Kissane DW, Love A, Hatton A, et al:  From the Memorial Sloan-Kettering Cancer Center, New York, NY  J Clin Oncol 22:4255-4260, 2004


Since the report by Spiegel stating that group therapy extends survival in women with metastatic breast cancer, nine other studies have yielded mixed results, with the recent Canadian multisite trial failing to replicate the original findings.The focus throughout has been on an advanced stage of cancer. In women with early-stage breast cancer, helplessness and/or hopelessness and depression have been negatively linked with survival, whereas factors proposed as relevant to survival (eg, fighting spirit and the cancer-prone personality) have not been confirmed as exerting an influence. Resistance to progression of cancer could be mediated through enhancement of coping strategies, improved adherence to anticancer treatment overall, the salutary effect of social support, and the endocrine, immune, and autonomic nervous systems.

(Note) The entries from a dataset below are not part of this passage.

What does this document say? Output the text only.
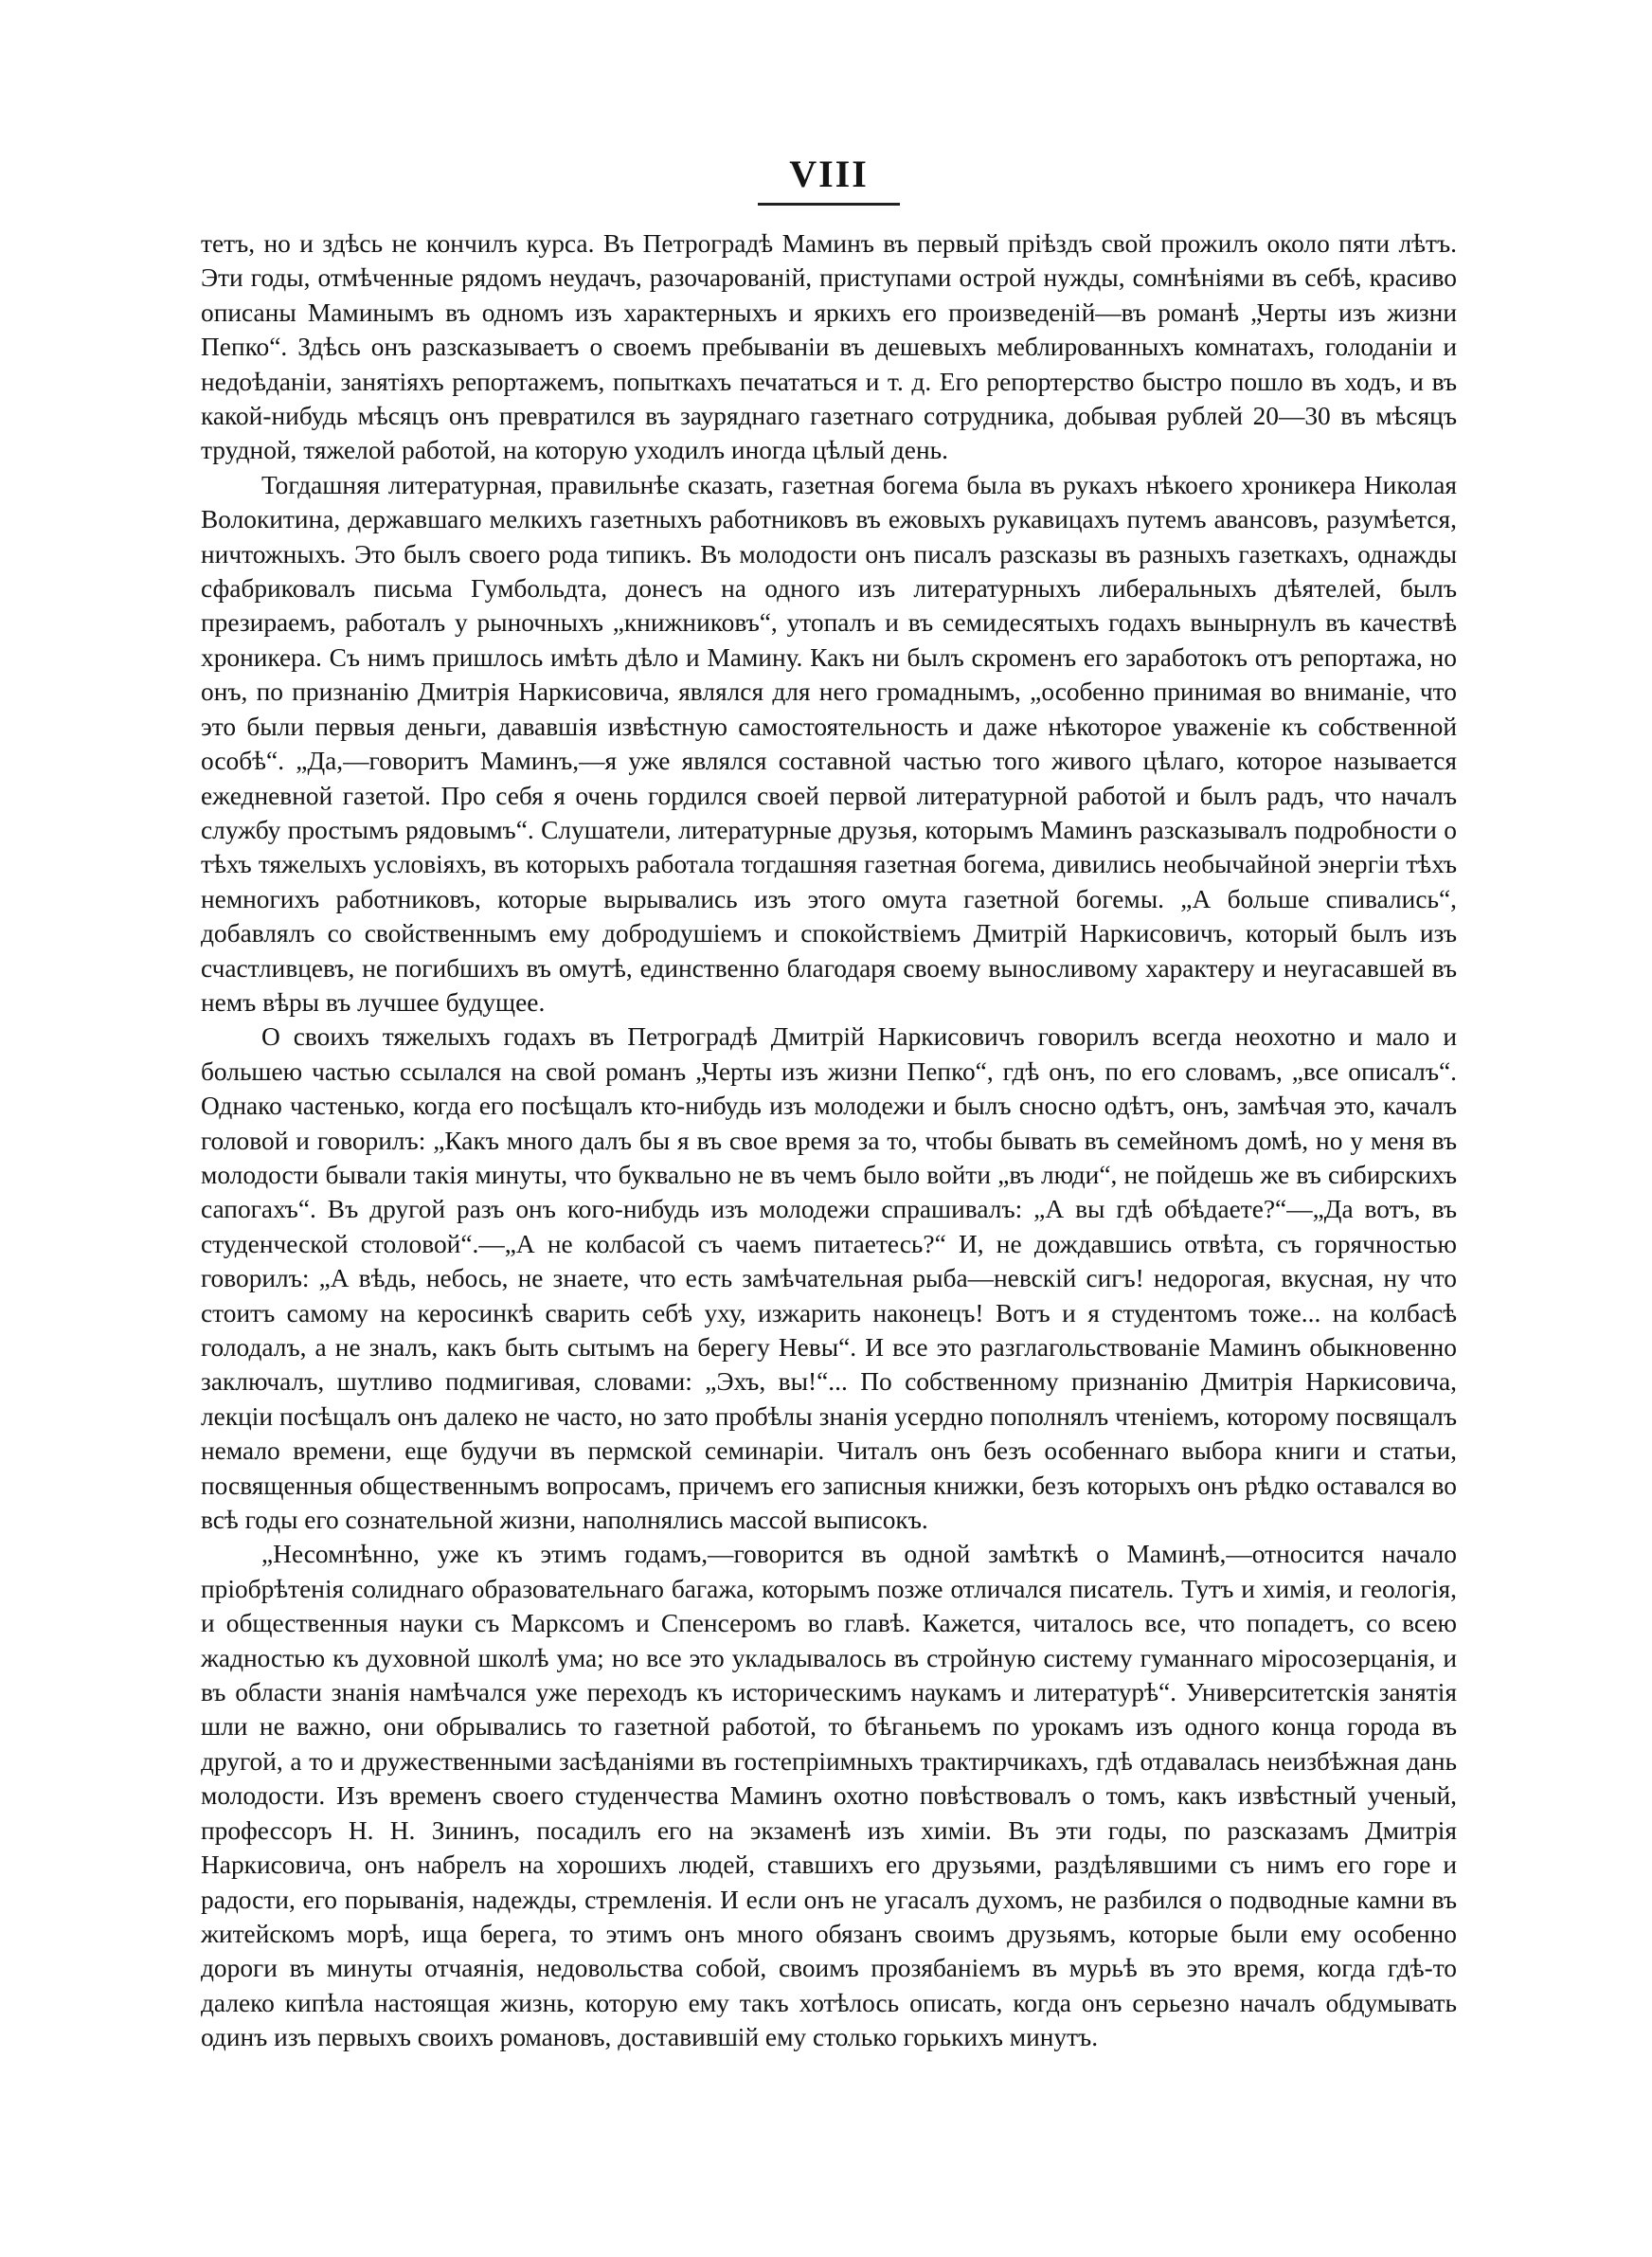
VIII

тетъ, но и здѣсь не кончилъ курса. Въ Петроградѣ Маминъ въ первый пріѣздъ свой прожилъ около пяти лѣтъ. Эти годы, отмѣченные рядомъ неудачъ, разочарованій, приступами острой нужды, сомнѣніями въ себѣ, красиво описаны Маминымъ въ одномъ изъ характерныхъ и яркихъ его произведеній—въ романѣ „Черты изъ жизни Пепко“. Здѣсь онъ разсказываетъ о своемъ пребываніи въ дешевыхъ меблированныхъ комнатахъ, голоданіи и недоѣданіи, занятіяхъ репортажемъ, попыткахъ печататься и т. д. Его репортерство быстро пошло въ ходъ, и въ какой-нибудь мѣсяцъ онъ превратился въ зауряднаго газетнаго сотрудника, добывая рублей 20—30 въ мѣсяцъ трудной, тяжелой работой, на которую уходилъ иногда цѣлый день.

Тогдашняя литературная, правильнѣе сказать, газетная богема была въ рукахъ нѣкоего хроникера Николая Волокитина, державшаго мелкихъ газетныхъ работниковъ въ ежовыхъ рукавицахъ путемъ авансовъ, разумѣется, ничтожныхъ. Это былъ своего рода типикъ. Въ молодости онъ писалъ разсказы въ разныхъ газеткахъ, однажды сфабриковалъ письма Гумбольдта, донесъ на одного изъ литературныхъ либеральныхъ дѣятелей, былъ презираемъ, работалъ у рыночныхъ „книжниковъ“, утопалъ и въ семидесятыхъ годахъ вынырнулъ въ качествѣ хроникера. Съ нимъ пришлось имѣть дѣло и Мамину. Какъ ни былъ скроменъ его заработокъ отъ репортажа, но онъ, по признанію Дмитрія Наркисовича, являлся для него громаднымъ, „особенно принимая во вниманіе, что это были первыя деньги, дававшія извѣстную самостоятельность и даже нѣкоторое уваженіе къ собственной особѣ“. „Да,—говоритъ Маминъ,—я уже являлся составной частью того живого цѣлаго, которое называется ежедневной газетой. Про себя я очень гордился своей первой литературной работой и былъ радъ, что началъ службу простымъ рядовымъ“. Слушатели, литературные друзья, которымъ Маминъ разсказывалъ подробности о тѣхъ тяжелыхъ условіяхъ, въ которыхъ работала тогдашняя газетная богема, дивились необычайной энергіи тѣхъ немногихъ работниковъ, которые вырывались изъ этого омута газетной богемы. „А больше спивались“, добавлялъ со свойственнымъ ему добродушіемъ и спокойствіемъ Дмитрій Наркисовичъ, который былъ изъ счастливцевъ, не погибшихъ въ омутѣ, единственно благодаря своему выносливому характеру и неугасавшей въ немъ вѣры въ лучшее будущее.

О своихъ тяжелыхъ годахъ въ Петроградѣ Дмитрій Наркисовичъ говорилъ всегда неохотно и мало и большею частью ссылался на свой романъ „Черты изъ жизни Пепко“, гдѣ онъ, по его словамъ, „все описалъ“. Однако частенько, когда его посѣщалъ кто-нибудь изъ молодежи и былъ сносно одѣтъ, онъ, замѣчая это, качалъ головой и говорилъ: „Какъ много далъ бы я въ свое время за то, чтобы бывать въ семейномъ домѣ, но у меня въ молодости бывали такія минуты, что буквально не въ чемъ было войти „въ люди“, не пойдешь же въ сибирскихъ сапогахъ“. Въ другой разъ онъ кого-нибудь изъ молодежи спрашивалъ: „А вы гдѣ обѣдаете?“—„Да вотъ, въ студенческой столовой“.—„А не колбасой съ чаемъ питаетесь?“ И, не дождавшись отвѣта, съ горячностью говорилъ: „А вѣдь, небось, не знаете, что есть замѣчательная рыба—невскій сигъ! недорогая, вкусная, ну что стоитъ самому на керосинкѣ сварить себѣ уху, изжарить наконецъ! Вотъ и я студентомъ тоже... на колбасѣ голодалъ, а не зналъ, какъ быть сытымъ на берегу Невы“. И все это разглагольствованіе Маминъ обыкновенно заключалъ, шутливо подмигивая, словами: „Эхъ, вы!“... По собственному признанію Дмитрія Наркисовича, лекціи посѣщалъ онъ далеко не часто, но зато пробѣлы знанія усердно пополнялъ чтеніемъ, которому посвящалъ немало времени, еще будучи въ пермской семинаріи. Читалъ онъ безъ особеннаго выбора книги и статьи, посвященныя общественнымъ вопросамъ, причемъ его записныя книжки, безъ которыхъ онъ рѣдко оставался во всѣ годы его сознательной жизни, наполнялись массой выписокъ.

„Несомнѣнно, уже къ этимъ годамъ,—говорится въ одной замѣткѣ о Маминѣ,—относится начало пріобрѣтенія солиднаго образовательнаго багажа, которымъ позже отличался писатель. Тутъ и химія, и геологія, и общественныя науки съ Марксомъ и Спенсеромъ во главѣ. Кажется, читалось все, что попадетъ, со всею жадностью къ духовной школѣ ума; но все это укладывалось въ стройную систему гуманнаго міросозерцанія, и въ области знанія намѣчался уже переходъ къ историческимъ наукамъ и литературѣ“. Университетскія занятія шли не важно, они обрывались то газетной работой, то бѣганьемъ по урокамъ изъ одного конца города въ другой, а то и дружественными засѣданіями въ гостепріимныхъ трактирчикахъ, гдѣ отдавалась неизбѣжная дань молодости. Изъ временъ своего студенчества Маминъ охотно повѣствовалъ о томъ, какъ извѣстный ученый, профессоръ Н. Н. Зининъ, посадилъ его на экзаменѣ изъ химіи. Въ эти годы, по разсказамъ Дмитрія Наркисовича, онъ набрелъ на хорошихъ людей, ставшихъ его друзьями, раздѣлявшими съ нимъ его горе и радости, его порыванія, надежды, стремленія. И если онъ не угасалъ духомъ, не разбился о подводные камни въ житейскомъ морѣ, ища берега, то этимъ онъ много обязанъ своимъ друзьямъ, которые были ему особенно дороги въ минуты отчаянія, недовольства собой, своимъ прозябаніемъ въ мурьѣ въ это время, когда гдѣ-то далеко кипѣла настоящая жизнь, которую ему такъ хотѣлось описать, когда онъ серьезно началъ обдумывать одинъ изъ первыхъ своихъ романовъ, доставившій ему столько горькихъ минутъ.
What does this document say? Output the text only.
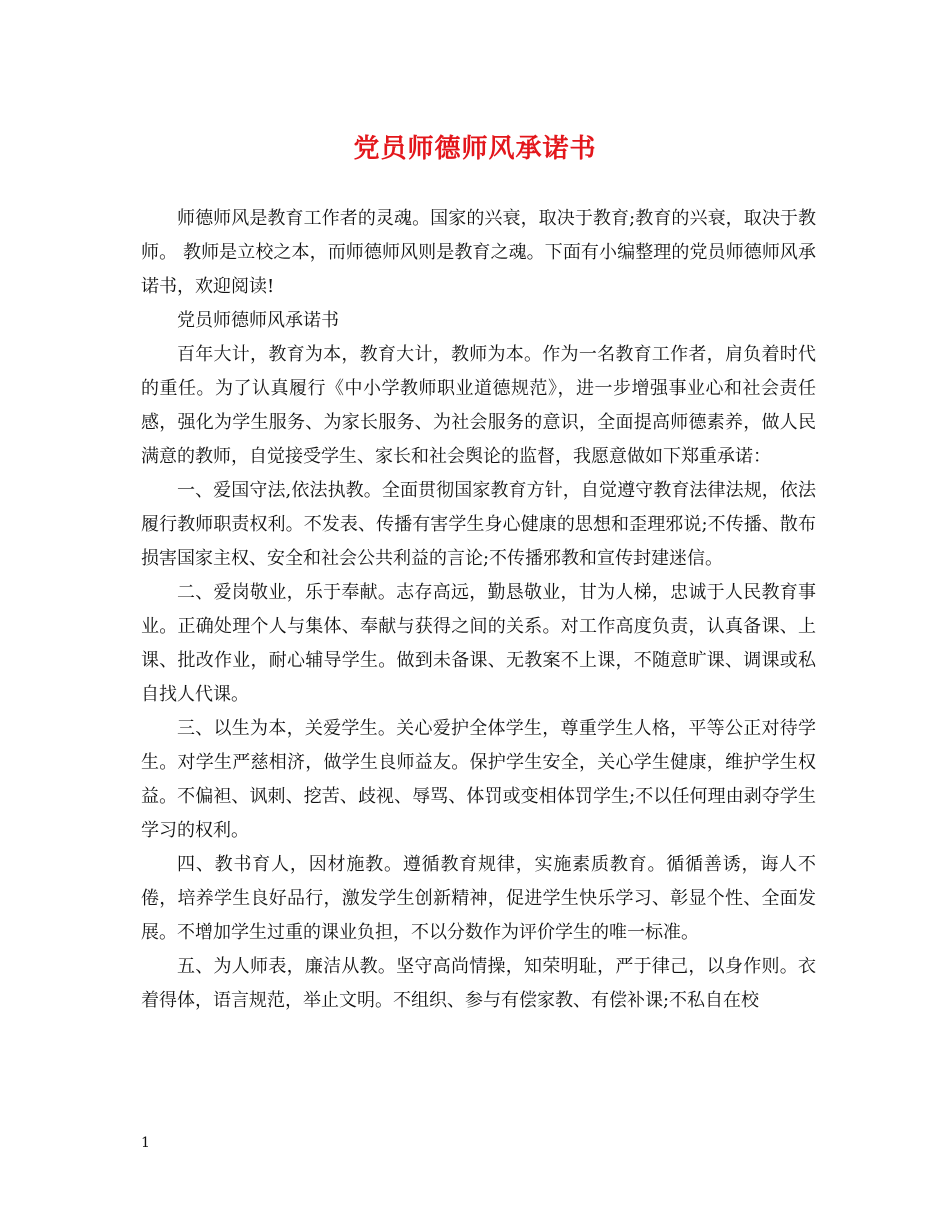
党员师德师风承诺书

师德师风是教育工作者的灵魂。国家的兴衰，取决于教育;教育的兴衰，取决于教师。 教师是立校之本，而师德师风则是教育之魂。下面有小编整理的党员师德师风承诺书，欢迎阅读!

党员师德师风承诺书

百年大计，教育为本，教育大计，教师为本。作为一名教育工作者，肩负着时代的重任。为了认真履行《中小学教师职业道德规范》，进一步增强事业心和社会责任感，强化为学生服务、为家长服务、为社会服务的意识，全面提高师德素养，做人民满意的教师，自觉接受学生、家长和社会舆论的监督，我愿意做如下郑重承诺：

一、爱国守法,依法执教。全面贯彻国家教育方针，自觉遵守教育法律法规，依法履行教师职责权利。不发表、传播有害学生身心健康的思想和歪理邪说;不传播、散布损害国家主权、安全和社会公共利益的言论;不传播邪教和宣传封建迷信。

二、爱岗敬业，乐于奉献。志存高远，勤恳敬业，甘为人梯，忠诚于人民教育事业。正确处理个人与集体、奉献与获得之间的关系。对工作高度负责，认真备课、上课、批改作业，耐心辅导学生。做到未备课、无教案不上课，不随意旷课、调课或私自找人代课。

三、以生为本，关爱学生。关心爱护全体学生，尊重学生人格，平等公正对待学生。对学生严慈相济，做学生良师益友。保护学生安全，关心学生健康，维护学生权益。不偏袒、讽刺、挖苦、歧视、辱骂、体罚或变相体罚学生;不以任何理由剥夺学生学习的权利。

四、教书育人，因材施教。遵循教育规律，实施素质教育。循循善诱，诲人不倦，培养学生良好品行，激发学生创新精神，促进学生快乐学习、彰显个性、全面发展。不增加学生过重的课业负担，不以分数作为评价学生的唯一标准。

五、为人师表，廉洁从教。坚守高尚情操，知荣明耻，严于律己，以身作则。衣着得体，语言规范，举止文明。不组织、参与有偿家教、有偿补课;不私自在校

1
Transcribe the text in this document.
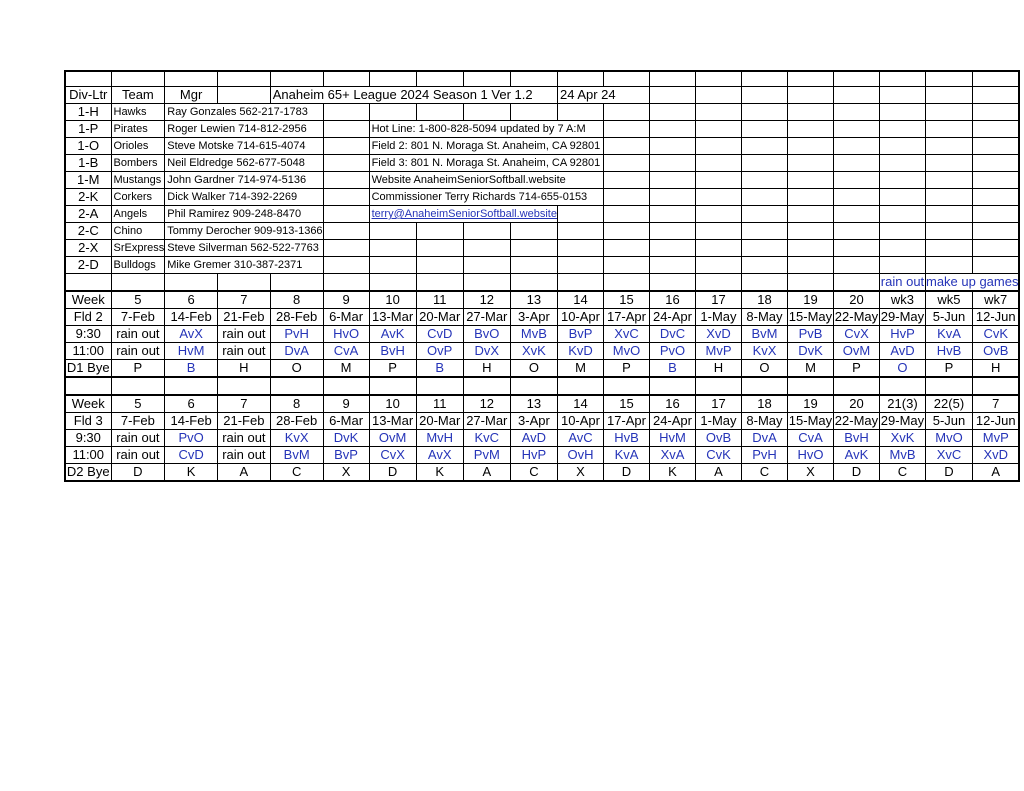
Div-Ltr	Team	Mgr		Anaheim 65+ League 2024 Season 1 Ver 1.2						24 Apr 24									
1-H	Hawks	Ray Gonzales 562-217-1783																	
1-P	Pirates	Roger Lewien 714-812-2956				Hot Line: 1-800-828-5094 updated by 7 A:M													
1-O	Orioles	Steve Motske 714-615-4074				Field 2: 801 N. Moraga St. Anaheim, CA 92801													
1-B	Bombers	Neil Eldredge 562-677-5048				Field 3: 801 N. Moraga St. Anaheim, CA 92801													
1-M	Mustangs	John Gardner 714-974-5136				Website AnaheimSeniorSoftball.website													
2-K	Corkers	Dick Walker 714-392-2269				Commissioner Terry Richards 714-655-0153													
2-A	Angels	Phil Ramirez 909-248-8470				terry@AnaheimSeniorSoftball.website													
2-C	Chino	Tommy Derocher 909-913-1366																	
2-X	SrExpress	Steve Silverman 562-522-7763																	
2-D	Bulldogs	Mike Gremer 310-387-2371																	
																	rain out	make up games	
Week	5	6	7	8	9	10	11	12	13	14	15	16	17	18	19	20	wk3	wk5	wk7
Fld 2	7-Feb	14-Feb	21-Feb	28-Feb	6-Mar	13-Mar	20-Mar	27-Mar	3-Apr	10-Apr	17-Apr	24-Apr	1-May	8-May	15-May	22-May	29-May	5-Jun	12-Jun
9:30	rain out	AvX	rain out	PvH	HvO	AvK	CvD	BvO	MvB	BvP	XvC	DvC	XvD	BvM	PvB	CvX	HvP	KvA	CvK
11:00	rain out	HvM	rain out	DvA	CvA	BvH	OvP	DvX	XvK	KvD	MvO	PvO	MvP	KvX	DvK	OvM	AvD	HvB	OvB
D1 Bye	P	B	H	O	M	P	B	H	O	M	P	B	H	O	M	P	O	P	H

Week	5	6	7	8	9	10	11	12	13	14	15	16	17	18	19	20	21(3)	22(5)	7
Fld 3	7-Feb	14-Feb	21-Feb	28-Feb	6-Mar	13-Mar	20-Mar	27-Mar	3-Apr	10-Apr	17-Apr	24-Apr	1-May	8-May	15-May	22-May	29-May	5-Jun	12-Jun
9:30	rain out	PvO	rain out	KvX	DvK	OvM	MvH	KvC	AvD	AvC	HvB	HvM	OvB	DvA	CvA	BvH	XvK	MvO	MvP
11:00	rain out	CvD	rain out	BvM	BvP	CvX	AvX	PvM	HvP	OvH	KvA	XvA	CvK	PvH	HvO	AvK	MvB	XvC	XvD
D2 Bye	D	K	A	C	X	D	K	A	C	X	D	K	A	C	X	D	C	D	A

Given this state of knowledge, a prospective trial of the impact of group therapy at a much earlier stage of breast cancer seemed warranted. We devised cognitive-existential group therapy (CEGT) for women receiving adjuvant chemotherapy with the goals of promoting active coping and mutual support.CEGT has a beneficial effect on mood and family relationships. In this brief report, we focus on the impact of CEGT on survival in women with early-stage disease.

Cognitive-existential group therapy (CEGT) was developed to improve mood and mental attitude toward cancer in women with early-stage breast cancer receiving adjuvant chemotherapy. Given the debate about group therapy's association with increased survival in women with metastatic breast cancer, we were curious to check its effect at a much earlier stage in the cancer journey. We randomly assigned 303 women with early-stage breast cancer who were receiving adjuvant chemotherapy to either 20 sessions of weekly group therapy plus three relaxation classes (n = 154) or to a control condition of three relaxation classes alone (n = 149). The primary outcome was survival.

CEGT did not extend survival; the median survival time was 81.9 months in the group-therapy women and 85.5 months in the control arm. The hazard ratio for death was 1.35. In contrast, histology and axillary lymph node status were significant predictors of survival. Low-grade histology yielded a hazard ratio of 0.342, and axillary lymph nodeľnegative status yielded a hazard ratio of 0.397.

The use of CEGT in the context of early-stage breast cancer did not prolong survival. Despite group therapy reducing anxiety and sustaining family relationships, no beneficial effects with respect to survival were demonstrable. These findings are consistent with those of Goodwin et al, Cunningham and Edelman for women with advanced breast cancer, generating a series of studies that suggest that psychosocial interventions are not able to prolong survival. In contrast, tumor histology and axillary lymph node status, two well-recognized prognostic factors for breast cancer, were significant predictors of survival in this study.

Because all patients were receiving adjuvant chemotherapy, a behavioral impact on adherence to such treatment, as demonstrated in the study by Richardson  is unlikely with this design. We must conclude that a direct effect of an adjuvant psychological therapy like CEGT on survival has not been substantiated. This should not detract from its benefits in promoting adjustment in patients who are at risk of psychosocial distress. Indeed, we concur with Goodwin's recent advocacy for professionally led group therapy to be more widely available for women with breast cancer.

CONCLUSION: CEGT does not prolong survival in women with early-stage breast cancer.